Das Thema Video-Interview als Recruiting-Instrument ist schon seit einigen Jahren bei vielen Unternehmen auf der To-Do-Liste und ein paar wenige Unternehmen nutzen Video-Interviews schon mehr oder weniger flächendeckend. Die Vorteile sind geradezu erdrückend auf den ersten Blick. Vergleicht man es mit einem Vorstellungsgespräch vor Ort, dann ist es vor allem deutlich günstiger. Vergleicht man es mit einem Telefoninterview, dann hat man durch das Video-Interview den Vorteil, dass man die Person inkl. deren kompletter Mimik sieht und nicht nur die Stimme hört. Dazu gibt es bei manchen Anbietern auch die Möglichkeit zeitversetzte Interviews durchzuführen. Alles in allem kann man nur sagen „Toll, toll, toll…“.

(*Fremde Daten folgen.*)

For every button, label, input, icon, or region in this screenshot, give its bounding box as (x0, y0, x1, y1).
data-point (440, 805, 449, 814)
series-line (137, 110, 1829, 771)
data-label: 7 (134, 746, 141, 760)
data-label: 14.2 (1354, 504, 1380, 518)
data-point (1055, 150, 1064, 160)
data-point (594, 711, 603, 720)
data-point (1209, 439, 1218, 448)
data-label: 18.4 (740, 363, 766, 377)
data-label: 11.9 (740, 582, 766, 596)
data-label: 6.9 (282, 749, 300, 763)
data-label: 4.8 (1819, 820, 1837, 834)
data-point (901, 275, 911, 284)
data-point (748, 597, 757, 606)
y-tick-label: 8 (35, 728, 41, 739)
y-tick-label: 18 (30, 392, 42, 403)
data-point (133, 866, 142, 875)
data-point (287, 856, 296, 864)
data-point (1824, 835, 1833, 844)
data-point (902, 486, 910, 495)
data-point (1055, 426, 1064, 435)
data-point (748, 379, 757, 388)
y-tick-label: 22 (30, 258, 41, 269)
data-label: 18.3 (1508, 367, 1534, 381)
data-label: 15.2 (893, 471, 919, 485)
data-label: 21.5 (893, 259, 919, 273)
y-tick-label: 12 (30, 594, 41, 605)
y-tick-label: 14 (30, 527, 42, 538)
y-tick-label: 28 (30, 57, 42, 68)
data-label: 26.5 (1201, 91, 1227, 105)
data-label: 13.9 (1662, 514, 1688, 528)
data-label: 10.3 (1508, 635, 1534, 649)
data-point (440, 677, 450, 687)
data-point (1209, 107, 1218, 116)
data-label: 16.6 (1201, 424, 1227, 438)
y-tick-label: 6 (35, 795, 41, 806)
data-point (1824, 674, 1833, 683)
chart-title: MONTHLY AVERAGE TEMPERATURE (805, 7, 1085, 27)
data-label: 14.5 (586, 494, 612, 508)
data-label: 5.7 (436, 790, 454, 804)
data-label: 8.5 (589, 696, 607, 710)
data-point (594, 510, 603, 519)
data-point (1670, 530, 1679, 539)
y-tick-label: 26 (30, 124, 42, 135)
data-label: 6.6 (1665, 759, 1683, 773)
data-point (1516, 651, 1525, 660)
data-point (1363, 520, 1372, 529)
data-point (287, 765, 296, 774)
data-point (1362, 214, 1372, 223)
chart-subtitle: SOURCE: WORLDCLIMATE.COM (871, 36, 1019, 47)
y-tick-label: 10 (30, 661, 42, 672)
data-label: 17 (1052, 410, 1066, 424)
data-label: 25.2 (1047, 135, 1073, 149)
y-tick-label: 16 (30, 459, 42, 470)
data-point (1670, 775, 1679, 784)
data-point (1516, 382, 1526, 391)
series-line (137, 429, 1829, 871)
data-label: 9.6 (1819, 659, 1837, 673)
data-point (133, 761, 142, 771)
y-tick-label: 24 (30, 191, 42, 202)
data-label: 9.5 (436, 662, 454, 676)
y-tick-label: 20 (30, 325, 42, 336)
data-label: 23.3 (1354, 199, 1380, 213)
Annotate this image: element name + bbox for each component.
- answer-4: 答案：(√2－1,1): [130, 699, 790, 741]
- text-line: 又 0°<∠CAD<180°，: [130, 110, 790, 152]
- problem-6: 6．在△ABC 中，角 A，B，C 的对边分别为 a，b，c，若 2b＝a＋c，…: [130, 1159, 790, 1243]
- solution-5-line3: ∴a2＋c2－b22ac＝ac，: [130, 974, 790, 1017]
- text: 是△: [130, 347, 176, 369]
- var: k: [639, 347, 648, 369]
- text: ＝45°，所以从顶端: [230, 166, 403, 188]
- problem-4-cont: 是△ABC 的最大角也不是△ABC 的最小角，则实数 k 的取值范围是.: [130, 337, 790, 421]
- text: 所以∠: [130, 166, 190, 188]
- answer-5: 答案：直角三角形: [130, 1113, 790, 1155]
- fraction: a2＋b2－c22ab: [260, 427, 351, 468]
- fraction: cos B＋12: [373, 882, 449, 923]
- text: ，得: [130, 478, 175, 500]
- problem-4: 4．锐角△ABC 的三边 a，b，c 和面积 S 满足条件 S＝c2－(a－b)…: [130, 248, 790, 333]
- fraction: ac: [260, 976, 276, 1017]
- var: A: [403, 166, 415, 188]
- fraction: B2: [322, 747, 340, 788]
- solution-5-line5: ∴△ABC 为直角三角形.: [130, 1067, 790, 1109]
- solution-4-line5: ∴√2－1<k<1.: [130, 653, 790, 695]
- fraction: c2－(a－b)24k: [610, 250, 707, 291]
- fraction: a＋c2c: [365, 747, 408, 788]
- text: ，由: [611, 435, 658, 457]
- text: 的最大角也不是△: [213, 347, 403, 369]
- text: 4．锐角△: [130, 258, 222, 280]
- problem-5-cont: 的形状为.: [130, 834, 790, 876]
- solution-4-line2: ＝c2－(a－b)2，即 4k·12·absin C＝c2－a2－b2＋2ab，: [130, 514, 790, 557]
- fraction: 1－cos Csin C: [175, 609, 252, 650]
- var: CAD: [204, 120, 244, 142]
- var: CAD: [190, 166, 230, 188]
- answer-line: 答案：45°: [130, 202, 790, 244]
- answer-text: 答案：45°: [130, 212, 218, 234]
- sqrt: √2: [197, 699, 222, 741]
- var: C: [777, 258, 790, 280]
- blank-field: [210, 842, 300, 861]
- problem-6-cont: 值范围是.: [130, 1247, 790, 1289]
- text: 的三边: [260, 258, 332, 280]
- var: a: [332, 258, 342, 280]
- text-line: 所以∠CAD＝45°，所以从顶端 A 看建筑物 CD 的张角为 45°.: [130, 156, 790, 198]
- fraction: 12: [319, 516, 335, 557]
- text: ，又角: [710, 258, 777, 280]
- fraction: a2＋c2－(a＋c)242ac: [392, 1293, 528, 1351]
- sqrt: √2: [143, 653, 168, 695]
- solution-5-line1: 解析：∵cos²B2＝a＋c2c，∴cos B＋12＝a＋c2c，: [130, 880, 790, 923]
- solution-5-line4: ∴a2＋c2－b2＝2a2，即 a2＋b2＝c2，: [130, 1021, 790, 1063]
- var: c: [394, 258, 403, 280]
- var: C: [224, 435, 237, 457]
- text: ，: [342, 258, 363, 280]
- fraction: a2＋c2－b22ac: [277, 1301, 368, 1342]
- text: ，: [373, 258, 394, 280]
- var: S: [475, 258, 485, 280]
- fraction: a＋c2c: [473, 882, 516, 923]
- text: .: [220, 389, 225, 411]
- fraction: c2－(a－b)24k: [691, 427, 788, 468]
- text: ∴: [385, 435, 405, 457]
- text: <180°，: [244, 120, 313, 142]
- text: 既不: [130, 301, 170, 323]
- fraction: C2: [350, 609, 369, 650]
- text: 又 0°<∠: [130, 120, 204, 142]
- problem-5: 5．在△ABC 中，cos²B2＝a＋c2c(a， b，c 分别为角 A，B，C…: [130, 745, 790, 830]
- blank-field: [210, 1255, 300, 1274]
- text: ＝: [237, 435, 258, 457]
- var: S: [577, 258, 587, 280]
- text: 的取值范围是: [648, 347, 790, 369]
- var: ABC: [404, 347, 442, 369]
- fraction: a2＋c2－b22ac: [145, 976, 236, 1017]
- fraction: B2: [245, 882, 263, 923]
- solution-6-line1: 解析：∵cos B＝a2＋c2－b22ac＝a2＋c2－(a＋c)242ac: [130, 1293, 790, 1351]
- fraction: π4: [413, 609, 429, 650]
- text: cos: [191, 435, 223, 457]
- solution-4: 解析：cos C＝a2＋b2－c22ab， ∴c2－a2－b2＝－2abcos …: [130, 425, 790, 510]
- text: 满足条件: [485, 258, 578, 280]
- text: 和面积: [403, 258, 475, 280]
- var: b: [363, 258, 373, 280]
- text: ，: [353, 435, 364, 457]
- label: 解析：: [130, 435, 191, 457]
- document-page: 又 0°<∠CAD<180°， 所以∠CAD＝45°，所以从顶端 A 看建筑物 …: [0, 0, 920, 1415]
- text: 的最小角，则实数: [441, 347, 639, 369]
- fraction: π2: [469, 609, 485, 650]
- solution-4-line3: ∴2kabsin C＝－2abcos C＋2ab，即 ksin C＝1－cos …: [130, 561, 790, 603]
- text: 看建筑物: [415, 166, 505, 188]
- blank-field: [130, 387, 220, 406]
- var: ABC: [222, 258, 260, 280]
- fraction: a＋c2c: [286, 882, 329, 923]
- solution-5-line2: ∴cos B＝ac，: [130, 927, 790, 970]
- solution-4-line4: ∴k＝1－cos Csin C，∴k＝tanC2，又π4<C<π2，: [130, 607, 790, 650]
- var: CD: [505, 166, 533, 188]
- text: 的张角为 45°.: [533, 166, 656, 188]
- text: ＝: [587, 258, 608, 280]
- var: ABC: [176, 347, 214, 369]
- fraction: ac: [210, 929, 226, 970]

Aber: Aus meiner Wahrnehmung heraus, werden bei der Überlegung, ob ein Video-Interview-Tool eine sinnvolle Ergänzung der bisherigen Recruiting-Instrumente ist, häufig noch ein paar Dinge unterschlagen. Die folgenden Punkte sind weniger als Belehrung zu verstehen, sondern sollen Denkanstöße liefern, wenn man sich überlegt, ob man Video-Interviews bei sich im Unternehmen einführen möchte.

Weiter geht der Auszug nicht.